Twenty-nine experiments in two blocks with 15 and 14 parallel fed-batch cultivations were performed for the reduced experimental space for the optimization of the fed-batch strategy. As can be seen in Fig.  7, the responses (maximal \(c_{\mathrm{mAb}}\) and maximal \(c_{\mathrm{Amm}}\)) were either simulated (\(D_{\mathrm{Fed-batch opt.,a}}:\) Fig. 7a) or experimentally determined (\(D_{\mathrm{Fed-batch opt.,b}}:\) Fig. 7b). Both desirability functions were calculated based on the maximization of the antibody concentration and the minimization of the ammonium concentration.

Fig. 7
figure 7

Reduced simulated (a) and experimentally (b) performed DoEs for part B: optimization of fed-batch strategy; points are the considered factor combinations

The gradient of the desirability was higher in the simulated than in the experimental performed design. Both designs recommended an optimal feeding strategy with \(D_{\mathrm{Fed-batch opt,a}} = 0.88\) and \(D_{\mathrm{Fed-batch opt,b}} = 0.63\) for a start of feeding after \(96\,\hbox {h}\), \(F_{\mathrm{Glc}} = 222\,\hbox {mmol} \, \hbox {l}^{-1}\), \(F_{\mathrm{Gln}} = 9\,\hbox {mmol} \, \hbox {l}^{-1}\) and a feeding rate of \(3\,\hbox {ml} \, \hbox {d}^{-1}\). However, the shape and qualitative range of the simulated desirability (0.0–0.9) was higher than in the experimentally derived desirability (0.2–0.6). These variations are based on experimental variations in the experimental desirability with 29 experiments over up to 10 days. Furthermore, the fed-batch model parameters (see "Model extension: fed-batch" in section) are based on only four experiments and model parameters are uncertainty-based, in general, which was not considered in the simulated desirability.
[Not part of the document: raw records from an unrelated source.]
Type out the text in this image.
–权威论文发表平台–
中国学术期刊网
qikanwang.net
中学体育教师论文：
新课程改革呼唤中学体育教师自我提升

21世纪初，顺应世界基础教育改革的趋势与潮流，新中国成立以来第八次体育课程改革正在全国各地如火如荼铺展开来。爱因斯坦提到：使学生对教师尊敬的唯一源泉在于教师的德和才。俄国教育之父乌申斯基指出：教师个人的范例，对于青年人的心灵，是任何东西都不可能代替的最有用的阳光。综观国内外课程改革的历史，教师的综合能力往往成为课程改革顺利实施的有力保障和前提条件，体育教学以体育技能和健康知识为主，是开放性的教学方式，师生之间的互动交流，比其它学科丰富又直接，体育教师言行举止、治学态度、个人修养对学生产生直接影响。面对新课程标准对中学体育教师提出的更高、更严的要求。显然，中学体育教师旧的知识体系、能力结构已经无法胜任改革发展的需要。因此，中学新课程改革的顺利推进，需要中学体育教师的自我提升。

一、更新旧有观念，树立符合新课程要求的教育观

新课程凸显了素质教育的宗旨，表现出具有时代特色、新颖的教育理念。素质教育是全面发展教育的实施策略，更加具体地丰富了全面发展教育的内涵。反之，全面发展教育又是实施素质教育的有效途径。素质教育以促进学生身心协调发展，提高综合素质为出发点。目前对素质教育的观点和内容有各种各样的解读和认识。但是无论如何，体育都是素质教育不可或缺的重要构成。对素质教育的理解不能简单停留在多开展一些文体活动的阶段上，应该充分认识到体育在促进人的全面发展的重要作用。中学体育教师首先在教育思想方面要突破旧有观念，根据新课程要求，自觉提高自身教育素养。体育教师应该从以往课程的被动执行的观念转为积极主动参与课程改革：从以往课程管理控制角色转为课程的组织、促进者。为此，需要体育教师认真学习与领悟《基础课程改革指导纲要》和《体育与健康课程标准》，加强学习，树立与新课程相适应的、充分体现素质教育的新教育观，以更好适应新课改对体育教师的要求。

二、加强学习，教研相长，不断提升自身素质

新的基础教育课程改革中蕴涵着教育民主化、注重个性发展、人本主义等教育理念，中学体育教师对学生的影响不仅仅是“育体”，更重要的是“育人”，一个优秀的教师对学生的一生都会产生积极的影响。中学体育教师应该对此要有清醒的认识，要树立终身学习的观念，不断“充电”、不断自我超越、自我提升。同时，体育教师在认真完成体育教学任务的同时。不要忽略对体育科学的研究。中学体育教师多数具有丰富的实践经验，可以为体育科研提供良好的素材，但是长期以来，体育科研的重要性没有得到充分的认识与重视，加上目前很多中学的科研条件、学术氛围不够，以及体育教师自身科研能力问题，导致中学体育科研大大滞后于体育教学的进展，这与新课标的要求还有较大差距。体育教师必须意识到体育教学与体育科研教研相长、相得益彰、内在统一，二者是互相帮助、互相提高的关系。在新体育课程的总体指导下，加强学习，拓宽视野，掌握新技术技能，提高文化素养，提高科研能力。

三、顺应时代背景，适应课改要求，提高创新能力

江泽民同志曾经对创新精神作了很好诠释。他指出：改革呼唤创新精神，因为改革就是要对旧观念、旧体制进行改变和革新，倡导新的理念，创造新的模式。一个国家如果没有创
The development and optimization of fed-batch strategies based on DoE requires many experiments (e.g., 29 for the shown example) including multidimensional optimization challenges. Only four experiments are needed for mDoE for the model-assisted reduction of the experimental space and a comparable prediction quality. No iterative re-estimations of the experimental space are necessary, which results in a reduction in the time needed for knowledge-based bioprocess development.

Conclusions

In this contribution, a novel concept for the combination of mathematical process models with DoE was applied to a medium optimization and the optimization of a bolus fed-batch strategy. A mathematical process model was estimated based on four experiments for each example and widely distributed boundary values for a DoE were evaluated using model predictions instead of laboratory experiments. The reduced experimental spaces were experimentally performed (DoE) and compared to the simulated DoE. The same optimal conditions were found for both examples (simulated and experimentally performed). No heuristic restrictions with several iterative rounds were necessary, because the mathematical process model incorporates the known factors and interactions and their dynamics in DoE. Furthermore, DoEs are typically based only on endpoints and different responses and endpoints can be tested using the kinetic model [7, 8]. mDoE can be applied if an understanding of the mechanistic relationships is known and this is seen as a meaningful decision making for process development and optimization using DoE in QbD. Further studies will focus on the model-assisted comparison of experimental designs and the combination of simulated and experimental data to further decrease the experimental effort in bioprocess development.